Lloyd George as War Minister in 1916, seen here with Haig and Joffre. His relationship
with Haig was difficult. He over-rode Haig's resistance to Joffre's successor Nivelle's plans for 1917
The British Prime Minister David Lloyd George had come to power partially on the promise of a decisive ‘knockout blow’ to bring the war to an end. He was quick to support Nivelle’s ideas, to the extent of undermining his own C-in-C, Douglas Haig, who was much more sceptical about the plans.

The Russian military leadership, still nominally under control of the Tsar, had agreed again to play their part by keeping the Eastern Front busy during the Anglo-French assaults, but their ability to do so was questionable. As we have seen in the previous blog (23/12/16) the storm clouds of revolution were very close. The radical solution of the most extreme revolutionaries was to exit Russia from the ‘imperialist’ war. This, of course, was deeply worrying to the Allies who were propping up Russia by shipping large amounts of material support (much of it American but paid for by Britain and France) to northern Russian ports.


All of this left Woodrow Wilson, President of the world’s most powerful non-combatant nation, in a precarious position.
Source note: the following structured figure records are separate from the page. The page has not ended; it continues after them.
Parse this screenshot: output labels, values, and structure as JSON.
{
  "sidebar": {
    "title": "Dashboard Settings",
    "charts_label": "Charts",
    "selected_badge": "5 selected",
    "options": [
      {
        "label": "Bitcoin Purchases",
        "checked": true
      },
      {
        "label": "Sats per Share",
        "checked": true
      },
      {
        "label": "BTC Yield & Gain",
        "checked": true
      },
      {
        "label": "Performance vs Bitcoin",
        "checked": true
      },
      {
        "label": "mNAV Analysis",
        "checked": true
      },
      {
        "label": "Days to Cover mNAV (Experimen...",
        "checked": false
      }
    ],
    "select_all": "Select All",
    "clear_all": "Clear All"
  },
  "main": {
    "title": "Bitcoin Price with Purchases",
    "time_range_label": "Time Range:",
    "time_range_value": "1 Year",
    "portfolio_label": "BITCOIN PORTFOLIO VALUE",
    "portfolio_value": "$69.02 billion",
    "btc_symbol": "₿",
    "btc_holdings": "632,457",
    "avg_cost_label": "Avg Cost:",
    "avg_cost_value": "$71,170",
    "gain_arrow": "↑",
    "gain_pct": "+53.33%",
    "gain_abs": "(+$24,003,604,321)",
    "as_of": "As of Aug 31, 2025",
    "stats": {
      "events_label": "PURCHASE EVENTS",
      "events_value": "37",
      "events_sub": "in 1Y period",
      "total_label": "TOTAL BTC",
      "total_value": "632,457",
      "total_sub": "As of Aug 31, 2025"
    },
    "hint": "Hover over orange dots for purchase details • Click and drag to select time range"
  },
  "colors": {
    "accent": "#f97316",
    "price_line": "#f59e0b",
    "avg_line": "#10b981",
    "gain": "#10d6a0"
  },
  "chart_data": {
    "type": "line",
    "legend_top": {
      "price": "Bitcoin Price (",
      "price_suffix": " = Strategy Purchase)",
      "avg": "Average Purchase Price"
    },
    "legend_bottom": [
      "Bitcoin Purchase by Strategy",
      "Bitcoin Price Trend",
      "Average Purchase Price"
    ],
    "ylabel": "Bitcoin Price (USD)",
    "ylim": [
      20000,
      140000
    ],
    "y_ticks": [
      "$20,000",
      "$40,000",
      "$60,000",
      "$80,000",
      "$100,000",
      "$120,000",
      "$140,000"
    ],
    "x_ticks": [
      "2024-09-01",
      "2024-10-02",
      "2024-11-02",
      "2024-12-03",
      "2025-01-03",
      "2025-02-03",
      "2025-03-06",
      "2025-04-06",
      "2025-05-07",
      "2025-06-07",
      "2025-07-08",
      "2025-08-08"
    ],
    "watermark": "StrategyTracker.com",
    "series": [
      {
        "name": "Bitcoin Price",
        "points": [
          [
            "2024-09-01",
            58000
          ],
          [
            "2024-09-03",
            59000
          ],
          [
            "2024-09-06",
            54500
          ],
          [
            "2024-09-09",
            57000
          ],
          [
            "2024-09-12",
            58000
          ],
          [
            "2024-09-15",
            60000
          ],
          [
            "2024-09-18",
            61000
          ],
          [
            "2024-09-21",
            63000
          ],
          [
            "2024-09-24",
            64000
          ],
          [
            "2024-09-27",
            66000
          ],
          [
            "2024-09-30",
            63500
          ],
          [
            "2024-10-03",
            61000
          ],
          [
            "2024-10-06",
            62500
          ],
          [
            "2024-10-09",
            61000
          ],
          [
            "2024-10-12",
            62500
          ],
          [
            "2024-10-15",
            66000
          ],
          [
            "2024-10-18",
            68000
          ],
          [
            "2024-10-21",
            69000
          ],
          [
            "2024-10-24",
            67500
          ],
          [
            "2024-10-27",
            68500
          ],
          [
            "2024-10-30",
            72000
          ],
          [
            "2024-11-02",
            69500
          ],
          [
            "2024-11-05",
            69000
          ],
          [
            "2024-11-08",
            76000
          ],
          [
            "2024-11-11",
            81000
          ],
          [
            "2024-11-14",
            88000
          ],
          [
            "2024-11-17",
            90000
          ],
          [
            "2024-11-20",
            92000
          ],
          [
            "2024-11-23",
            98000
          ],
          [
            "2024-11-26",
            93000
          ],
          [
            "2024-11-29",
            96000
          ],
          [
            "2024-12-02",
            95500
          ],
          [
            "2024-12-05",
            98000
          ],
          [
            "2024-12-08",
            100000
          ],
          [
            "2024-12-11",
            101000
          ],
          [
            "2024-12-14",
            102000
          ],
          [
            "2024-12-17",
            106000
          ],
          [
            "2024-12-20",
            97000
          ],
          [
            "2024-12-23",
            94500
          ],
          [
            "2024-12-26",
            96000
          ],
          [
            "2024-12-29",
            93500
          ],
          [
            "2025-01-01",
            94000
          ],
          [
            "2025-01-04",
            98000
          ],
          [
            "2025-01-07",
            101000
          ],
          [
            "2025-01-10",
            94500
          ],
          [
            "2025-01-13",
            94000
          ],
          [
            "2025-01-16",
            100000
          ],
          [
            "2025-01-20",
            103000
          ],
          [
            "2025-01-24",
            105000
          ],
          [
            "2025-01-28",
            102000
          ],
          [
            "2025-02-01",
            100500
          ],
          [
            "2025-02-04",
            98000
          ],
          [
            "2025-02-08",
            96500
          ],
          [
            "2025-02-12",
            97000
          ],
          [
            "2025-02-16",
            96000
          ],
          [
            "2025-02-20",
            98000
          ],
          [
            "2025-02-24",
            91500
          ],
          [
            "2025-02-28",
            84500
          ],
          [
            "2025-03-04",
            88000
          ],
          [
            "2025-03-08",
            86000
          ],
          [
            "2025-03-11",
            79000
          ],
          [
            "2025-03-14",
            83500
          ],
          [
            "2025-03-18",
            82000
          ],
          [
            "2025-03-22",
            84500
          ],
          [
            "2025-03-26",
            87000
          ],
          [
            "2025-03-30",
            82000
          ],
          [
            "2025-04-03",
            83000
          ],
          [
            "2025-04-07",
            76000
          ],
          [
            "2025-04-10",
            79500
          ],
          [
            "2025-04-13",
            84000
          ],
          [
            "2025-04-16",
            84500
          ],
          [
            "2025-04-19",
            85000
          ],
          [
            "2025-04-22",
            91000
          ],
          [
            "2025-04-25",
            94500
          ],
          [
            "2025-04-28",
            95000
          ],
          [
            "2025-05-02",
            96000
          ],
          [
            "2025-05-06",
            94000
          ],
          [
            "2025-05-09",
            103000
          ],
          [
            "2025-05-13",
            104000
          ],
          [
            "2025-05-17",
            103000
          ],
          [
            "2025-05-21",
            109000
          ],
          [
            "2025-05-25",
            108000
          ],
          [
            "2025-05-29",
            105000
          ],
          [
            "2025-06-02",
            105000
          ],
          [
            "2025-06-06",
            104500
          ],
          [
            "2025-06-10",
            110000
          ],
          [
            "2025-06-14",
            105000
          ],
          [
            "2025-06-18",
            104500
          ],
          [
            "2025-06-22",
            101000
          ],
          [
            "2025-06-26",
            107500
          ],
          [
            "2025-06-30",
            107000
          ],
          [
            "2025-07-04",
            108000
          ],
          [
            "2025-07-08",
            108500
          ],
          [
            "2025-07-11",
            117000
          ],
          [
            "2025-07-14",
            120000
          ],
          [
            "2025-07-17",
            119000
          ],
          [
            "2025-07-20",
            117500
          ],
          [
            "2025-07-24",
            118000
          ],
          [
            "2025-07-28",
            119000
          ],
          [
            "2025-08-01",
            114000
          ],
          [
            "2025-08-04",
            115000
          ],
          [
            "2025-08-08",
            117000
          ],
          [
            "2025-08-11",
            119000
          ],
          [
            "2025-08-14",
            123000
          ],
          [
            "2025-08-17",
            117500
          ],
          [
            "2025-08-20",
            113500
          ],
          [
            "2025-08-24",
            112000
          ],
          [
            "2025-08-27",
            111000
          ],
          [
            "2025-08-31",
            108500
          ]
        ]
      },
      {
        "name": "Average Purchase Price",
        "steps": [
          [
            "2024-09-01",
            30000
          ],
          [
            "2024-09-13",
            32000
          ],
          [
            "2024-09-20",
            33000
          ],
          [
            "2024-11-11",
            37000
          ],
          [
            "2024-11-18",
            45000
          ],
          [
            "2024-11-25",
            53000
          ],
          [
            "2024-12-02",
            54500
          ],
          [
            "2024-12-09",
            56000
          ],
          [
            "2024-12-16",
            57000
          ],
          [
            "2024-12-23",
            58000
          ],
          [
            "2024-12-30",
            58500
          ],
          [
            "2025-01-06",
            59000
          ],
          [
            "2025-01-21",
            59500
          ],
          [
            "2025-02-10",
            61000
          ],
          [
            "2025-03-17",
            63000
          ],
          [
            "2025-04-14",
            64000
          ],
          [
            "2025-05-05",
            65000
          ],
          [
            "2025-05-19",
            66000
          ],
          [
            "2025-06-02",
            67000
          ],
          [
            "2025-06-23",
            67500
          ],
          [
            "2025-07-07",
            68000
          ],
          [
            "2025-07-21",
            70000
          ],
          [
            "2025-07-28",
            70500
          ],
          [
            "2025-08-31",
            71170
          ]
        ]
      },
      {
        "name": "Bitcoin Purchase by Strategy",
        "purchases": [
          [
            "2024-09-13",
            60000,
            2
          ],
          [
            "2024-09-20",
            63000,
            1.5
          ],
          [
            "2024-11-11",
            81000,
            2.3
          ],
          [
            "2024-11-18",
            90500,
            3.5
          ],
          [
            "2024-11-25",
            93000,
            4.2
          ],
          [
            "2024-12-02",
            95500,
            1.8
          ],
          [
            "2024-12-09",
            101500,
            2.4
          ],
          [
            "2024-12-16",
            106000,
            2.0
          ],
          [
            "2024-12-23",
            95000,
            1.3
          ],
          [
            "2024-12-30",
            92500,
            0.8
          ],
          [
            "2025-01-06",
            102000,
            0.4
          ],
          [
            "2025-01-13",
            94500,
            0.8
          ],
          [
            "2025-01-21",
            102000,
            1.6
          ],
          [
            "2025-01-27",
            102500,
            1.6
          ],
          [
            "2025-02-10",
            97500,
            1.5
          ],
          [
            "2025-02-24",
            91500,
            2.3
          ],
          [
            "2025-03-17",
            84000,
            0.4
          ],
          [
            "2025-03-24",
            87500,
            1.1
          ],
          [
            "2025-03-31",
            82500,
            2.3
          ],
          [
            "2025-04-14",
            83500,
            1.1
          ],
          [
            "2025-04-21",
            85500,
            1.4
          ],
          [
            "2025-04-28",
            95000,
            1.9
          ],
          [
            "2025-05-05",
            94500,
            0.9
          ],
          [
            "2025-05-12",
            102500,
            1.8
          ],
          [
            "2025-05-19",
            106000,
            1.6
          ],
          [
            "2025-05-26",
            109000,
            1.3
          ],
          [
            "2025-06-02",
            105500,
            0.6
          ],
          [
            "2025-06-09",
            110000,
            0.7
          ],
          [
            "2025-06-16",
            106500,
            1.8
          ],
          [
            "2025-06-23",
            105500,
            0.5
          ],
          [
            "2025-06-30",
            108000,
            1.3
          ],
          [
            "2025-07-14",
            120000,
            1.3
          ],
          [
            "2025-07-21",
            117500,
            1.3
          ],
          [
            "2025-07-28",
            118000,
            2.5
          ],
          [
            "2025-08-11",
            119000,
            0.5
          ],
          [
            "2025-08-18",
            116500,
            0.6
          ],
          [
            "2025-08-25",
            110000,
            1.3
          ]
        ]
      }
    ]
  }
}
His own attempt to finesse the German peace proposal to an honest broker mediator role for himself in a negotiated peace, had fallen flat with the unanimous and decisive response of the Allies (see Post 19/12/2016). His advisers and intelligence services were warning him of the imminence of unrestricted submarine warfare, and he must have been preparing for the worst. However, it was to take an additional, quirky diplomatic blunder to tip the balance on the USA’s entry to the war, as we shall see in due course.